“她是说我,”迪克滑稽地说。
“他承认了,”女士说。“我要搜他的身。”
“好的,”迪克说。“我正等着呢,只是我身上有些很贵重的东西,小心别把我的埃里股票弄丢了。”
乘务员把手插进迪克的口袋,掏出一把生锈的小刀,一个磨损的一分钱硬币,大约五十美分的碎钱,以及那个鼓鼓的钱包,是他从那个急着要赶回波士顿看望生病的家人的骗子那里弄来的。
“夫人,那是您的吗?”乘务员举起那个鼓鼓的钱包问。那个钱包那么鼓,让其他乘客都惊讶不已。
“我觉得你这样的孩子拿着这么大的钱包似乎太大了点,”乘务员说。
“我用它来装我的钱和贵重的票据,”迪克说。
“我猜这不会是您的吧,夫人?”乘务员转身对那位女士说。
“不是,”她不屑地说。“我才不会拿着这么大一个钱包呢!很可能是他偷了别人的呢。”
“你真是个大侦探啊!”迪克说。“也许你还知道这是从哪儿偷来的呢。”
“我不知道,但我的钱可在里面,”女士尖声说。“乘务员,你可以打开钱包看看吗?”
“别弄坏了里面贵重的票据,”迪克假装紧张地说。
钱包里的东西让大家忍俊不禁。
“里面好象没什么钱啊!”乘务员拿出一卷剪成钱币大小的皱巴巴的纸巾说。
“当然了,”迪克说。“我没告诉你钱包里都是些只对它的主人有用的票据吗?如果这位女士想借去用的话,我很乐意借给她。”

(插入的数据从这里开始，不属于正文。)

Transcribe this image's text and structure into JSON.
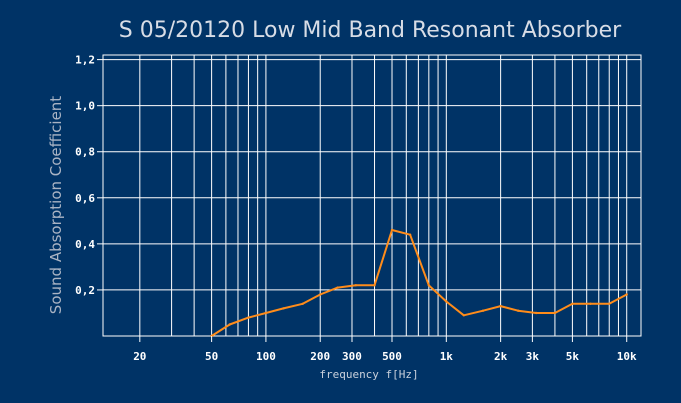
{
  "chart_data": {
    "type": "line",
    "title": "S 05/20120 Low Mid Band Resonant Absorber",
    "xlabel": "frequency f[Hz]",
    "ylabel": "Sound Absorption Coefficient",
    "x_scale": "log",
    "xlim": [
      12.5,
      12000
    ],
    "ylim": [
      0,
      1.22
    ],
    "grid": true,
    "yticks": [
      {
        "value": 0.2,
        "label": "0,2"
      },
      {
        "value": 0.4,
        "label": "0,4"
      },
      {
        "value": 0.6,
        "label": "0,6"
      },
      {
        "value": 0.8,
        "label": "0,8"
      },
      {
        "value": 1.0,
        "label": "1,0"
      },
      {
        "value": 1.2,
        "label": "1,2"
      }
    ],
    "xticks": [
      {
        "value": 20,
        "label": "20"
      },
      {
        "value": 50,
        "label": "50"
      },
      {
        "value": 100,
        "label": "100"
      },
      {
        "value": 200,
        "label": "200"
      },
      {
        "value": 300,
        "label": "300"
      },
      {
        "value": 500,
        "label": "500"
      },
      {
        "value": 1000,
        "label": "1k"
      },
      {
        "value": 2000,
        "label": "2k"
      },
      {
        "value": 3000,
        "label": "3k"
      },
      {
        "value": 5000,
        "label": "5k"
      },
      {
        "value": 10000,
        "label": "10k"
      }
    ],
    "x_gridlines": [
      20,
      30,
      40,
      50,
      60,
      70,
      80,
      90,
      100,
      200,
      300,
      400,
      500,
      600,
      700,
      800,
      900,
      1000,
      2000,
      3000,
      4000,
      5000,
      6000,
      7000,
      8000,
      9000,
      10000
    ],
    "series": [
      {
        "color": "#ff8c1a",
        "x": [
          50,
          63,
          80,
          100,
          125,
          160,
          200,
          250,
          315,
          400,
          500,
          630,
          800,
          1000,
          1250,
          1600,
          2000,
          2500,
          3150,
          4000,
          5000,
          6300,
          8000,
          10000
        ],
        "y": [
          0.0,
          0.05,
          0.08,
          0.1,
          0.12,
          0.14,
          0.18,
          0.21,
          0.22,
          0.22,
          0.46,
          0.44,
          0.22,
          0.15,
          0.09,
          0.11,
          0.13,
          0.11,
          0.1,
          0.1,
          0.14,
          0.14,
          0.14,
          0.18
        ]
      }
    ]
  }
}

“那我的钱呢?”那位女士有点尴尬地说。“他们两个小混蛋中肯定有一个把它扔出去了。”
“您最好再看看您的口袋,”对面那位先生说。“我看这两个孩子都跟这事无关。他们都不像是会偷东西的人。”
“谢谢您这么说,先生,”弗兰克说。
那位女士照做了,当她把手再伸到口袋里时,拿出了一个小钱包。她几乎不知道是该高兴还是伤心,这样一来让她处于非常难堪的地步。她如此小题大做,还不答应其他乘客开车的要求,耽搁了大家这么久,这一切到头来却是在无事生非。
“这就是你以为丢了的那个钱包吧!”乘务员问。
“是的,”她很不解地说。
“那你让我等了这么久结果什么事都没有?”他厉声说。“希望你下次做这种事前先确认一下。我浪费了五分钟,都要晚点了。”

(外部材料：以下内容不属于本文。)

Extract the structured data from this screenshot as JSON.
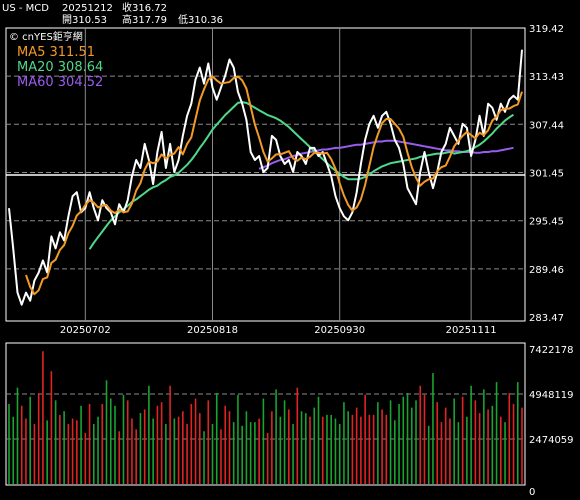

“我也没办法,”她没好气地回答说。“我不知道它就在口袋里。”
“我觉得您应该向那两个被你冤枉的小孩道个歉。”对面的先生说。
“我不向任何人道歉,”这个坏脾气的女士说道。“尤其是向他们这样的狂妄的小子。”
“谢谢,夫人。”迪克讽刺地说。“您真诚的道歉被接受了。这一切并非毫无结果。只不过我不想把我钱包里贵重的东西给大家看,怕引起周围一些穷朋友的嫉妒。”
“你真是个角色!”刚说话的那位先生微笑着说。
“一个坏角色!”那位女士咕哝说。
很明显在场的人都同情两个被冤枉的孩子,而不是那位女士,另一方面迪克滑稽的说笑也让大家觉得有趣。

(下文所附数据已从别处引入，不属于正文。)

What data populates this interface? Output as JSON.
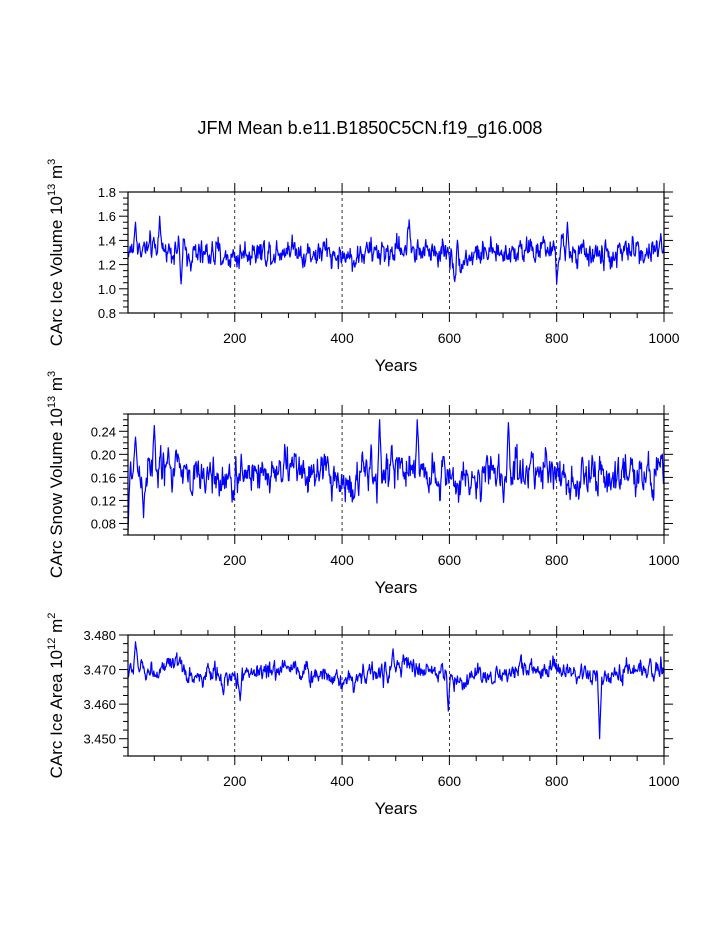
{
  "figure": {
    "title": "JFM Mean b.e11.B1850C5CN.f19_g16.008"
  },
  "chart_data": [
    {
      "type": "line",
      "id": "ice-volume",
      "ylabel": {
        "main": "CArc Ice Volume 10",
        "sup": "13",
        "unit": " m",
        "unit_sup": "3"
      },
      "xlabel": "Years",
      "xlim": [
        1,
        1000
      ],
      "ylim": [
        0.8,
        1.8
      ],
      "xticks": [
        "200",
        "400",
        "600",
        "800",
        "1000"
      ],
      "xtick_values": [
        200,
        400,
        600,
        800,
        1000
      ],
      "yticks": [
        "0.8",
        "1.0",
        "1.2",
        "1.4",
        "1.6",
        "1.8"
      ],
      "ytick_values": [
        0.8,
        1.0,
        1.2,
        1.4,
        1.6,
        1.8
      ],
      "color": "#0000ff",
      "series": [
        {
          "name": "ice volume",
          "mean": 1.3,
          "amp": 0.1,
          "min": 1.03,
          "max": 1.6,
          "events": [
            [
              15,
              1.55
            ],
            [
              60,
              1.6
            ],
            [
              100,
              1.04
            ],
            [
              525,
              1.57
            ],
            [
              610,
              1.06
            ],
            [
              800,
              1.04
            ],
            [
              820,
              1.55
            ]
          ]
        }
      ]
    },
    {
      "type": "line",
      "id": "snow-volume",
      "ylabel": {
        "main": "CArc Snow Volume 10",
        "sup": "13",
        "unit": " m",
        "unit_sup": "3"
      },
      "xlabel": "Years",
      "xlim": [
        1,
        1000
      ],
      "ylim": [
        0.06,
        0.27
      ],
      "xticks": [
        "200",
        "400",
        "600",
        "800",
        "1000"
      ],
      "xtick_values": [
        200,
        400,
        600,
        800,
        1000
      ],
      "yticks": [
        "0.08",
        "0.12",
        "0.16",
        "0.20",
        "0.24"
      ],
      "ytick_values": [
        0.08,
        0.12,
        0.16,
        0.2,
        0.24
      ],
      "color": "#0000ff",
      "series": [
        {
          "name": "snow volume",
          "mean": 0.165,
          "amp": 0.03,
          "min": 0.065,
          "max": 0.26,
          "events": [
            [
              1,
              0.065
            ],
            [
              15,
              0.23
            ],
            [
              50,
              0.25
            ],
            [
              470,
              0.26
            ],
            [
              540,
              0.26
            ],
            [
              710,
              0.255
            ],
            [
              30,
              0.09
            ]
          ]
        }
      ]
    },
    {
      "type": "line",
      "id": "ice-area",
      "ylabel": {
        "main": "CArc Ice Area 10",
        "sup": "12",
        "unit": " m",
        "unit_sup": "2"
      },
      "xlabel": "Years",
      "xlim": [
        1,
        1000
      ],
      "ylim": [
        3.445,
        3.48
      ],
      "xticks": [
        "200",
        "400",
        "600",
        "800",
        "1000"
      ],
      "xtick_values": [
        200,
        400,
        600,
        800,
        1000
      ],
      "yticks": [
        "3.450",
        "3.460",
        "3.470",
        "3.480"
      ],
      "ytick_values": [
        3.45,
        3.46,
        3.47,
        3.48
      ],
      "color": "#0000ff",
      "series": [
        {
          "name": "ice area",
          "mean": 3.469,
          "amp": 0.0025,
          "min": 3.45,
          "max": 3.478,
          "events": [
            [
              15,
              3.478
            ],
            [
              495,
              3.476
            ],
            [
              598,
              3.458
            ],
            [
              880,
              3.45
            ],
            [
              210,
              3.461
            ]
          ]
        }
      ]
    }
  ]
}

马车已经到了第五十九大街,即公园南面了,我们的主人公和他的朋友就在这里下了车。
“你最好防着点小偷,小伙子,”乘务员笑着说。“你的那个大钱包可能会很诱人呢!”
“唔,的确是的!”迪克说。“这就是有钱人不幸的地方。我和阿斯特都因为害怕有夜盗入室而睡不着觉呢!有时我想把所有的钱都捐给孤儿院,然后吃红利。我想这样还可以赚钱呢!”
迪克说这话时,车子已经开走了。孩子们拐到第五十九大街后继续往前走,那儿离中央公园还有两个街区。